During his retirement (1930) F W Boreham conducted a short-term ministry at Sydney’s Pitt Street Congregational Church. Howard Crago (Boreham’s biographer) says:
It was from the Pitt Street pulpit that the Doctor's voice was first carried out on the wings of radio. This new medium he revelled in exploiting to the full. In the course of each broadcast he would send "loving greetings to all listening at Kew"-where the family would always be gathered around the radio when their father was on the air. Most touching of all the letters of appreciation which flowed in from listeners was the one from Mosgiel, where members of his old congregation met after their own service-New Zealand time being two hours ahead of Sydney's-to listen to his.
Radio Series
In the year 1934 F W Boreham began a series of fortnightly biographical sketches in the Christian World, under the general title of My Study Chair: A Glance Round My Shelves. This series, alternating with the fortnightly essays, was to continue for the next ten years. Most of them had already appeared as leaders in the Mercury. But each of these literary portraits was carefully re-touched before its second exhibition in other columns. Later, scores of the same articles were to appear, again slightly refashioned, as a fortnightly series in the Melbourne Age Literary Supplement. A selection of them was made this year when the Australian Broadcasting Commission invited their author to broadcast from their Victorian studios a series of literary talks, and he chose Literary Ladies.
Shut the Door!
At the age of eighty F.W.B. acceded to the Australian Broadcasting Commission's request to record six short talks for transmission in its nightly Meditation session: the first of numerous series over the next few years. This whole series, which he entitled My Easy Chair, were recorded in the A.B.C. studios at one sitting.

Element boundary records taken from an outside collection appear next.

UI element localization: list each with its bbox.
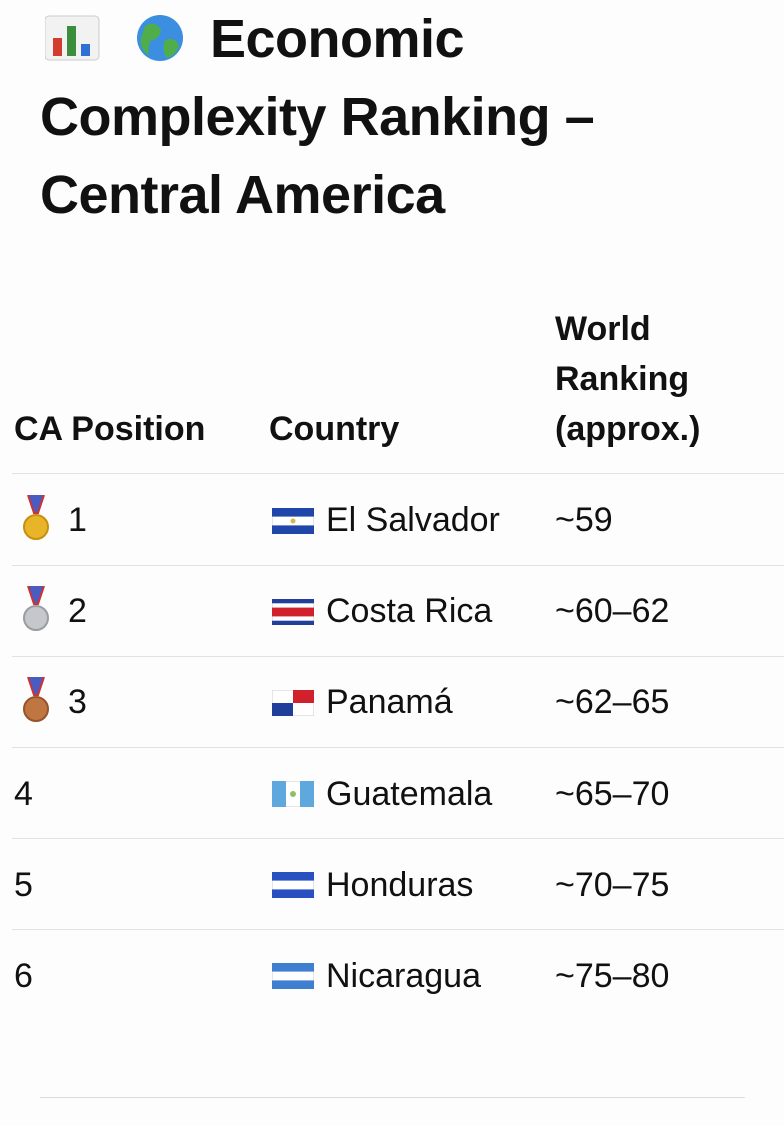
country: Nicaragua [326, 957, 481, 995]
flag [272, 508, 314, 534]
country: Panamá [326, 683, 453, 722]
flag [272, 872, 314, 898]
flag [272, 963, 314, 989]
flag [272, 781, 314, 807]
country: Guatemala [326, 774, 493, 813]
world-ranking: ~62–65 [555, 683, 670, 722]
country: El Salvador [326, 501, 500, 539]
country: Honduras [326, 865, 474, 904]
position: 6 [14, 957, 33, 995]
position: 2 [68, 592, 87, 631]
country: Costa Rica [326, 592, 493, 631]
row-separator [12, 838, 784, 839]
flag [272, 599, 314, 625]
medal-gold [23, 495, 49, 540]
row-separator [12, 565, 784, 566]
world-ranking: ~75–80 [555, 957, 670, 995]
row-separator [12, 929, 784, 930]
column-header: CA Position [14, 410, 206, 448]
position: 1 [68, 501, 87, 539]
column-header: Country [269, 410, 400, 448]
position: 4 [14, 774, 33, 813]
medal-silver [23, 586, 49, 631]
title-icons [45, 15, 183, 61]
column-header: World Ranking (approx.) [555, 310, 701, 448]
world-ranking: ~70–75 [555, 865, 670, 904]
footer-separator [40, 1097, 745, 1098]
position: 5 [14, 865, 33, 904]
medal-bronze [23, 677, 49, 722]
row-separator [12, 656, 784, 657]
flag [272, 690, 314, 716]
title: Economic Complexity Ranking – Central Am… [40, 9, 595, 225]
world-ranking: ~59 [555, 501, 613, 539]
row-separator [12, 747, 784, 748]
row-separator [12, 473, 784, 474]
world-ranking: ~60–62 [555, 592, 670, 631]
position: 3 [68, 683, 87, 722]
world-ranking: ~65–70 [555, 774, 670, 813]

F.W.B. afterwards chuckled many a time over an incident which occurred on this occasion. The studio control-room technician had signalled that all was ready when, "Shut that door!" shouted the speaker's voice from the monitor. Almost before the next sentence could be uttered, the operator burst into the studio. He was sorry, he said, but Dr. Boreham's command to someone to shut the door had been inadvertently recorded, so he must begin again. The broadcaster then had to explain to the embarrassed operator that the realistically declaimed "Shut that door!" was the opening sentence of his talk on Shutting the Door!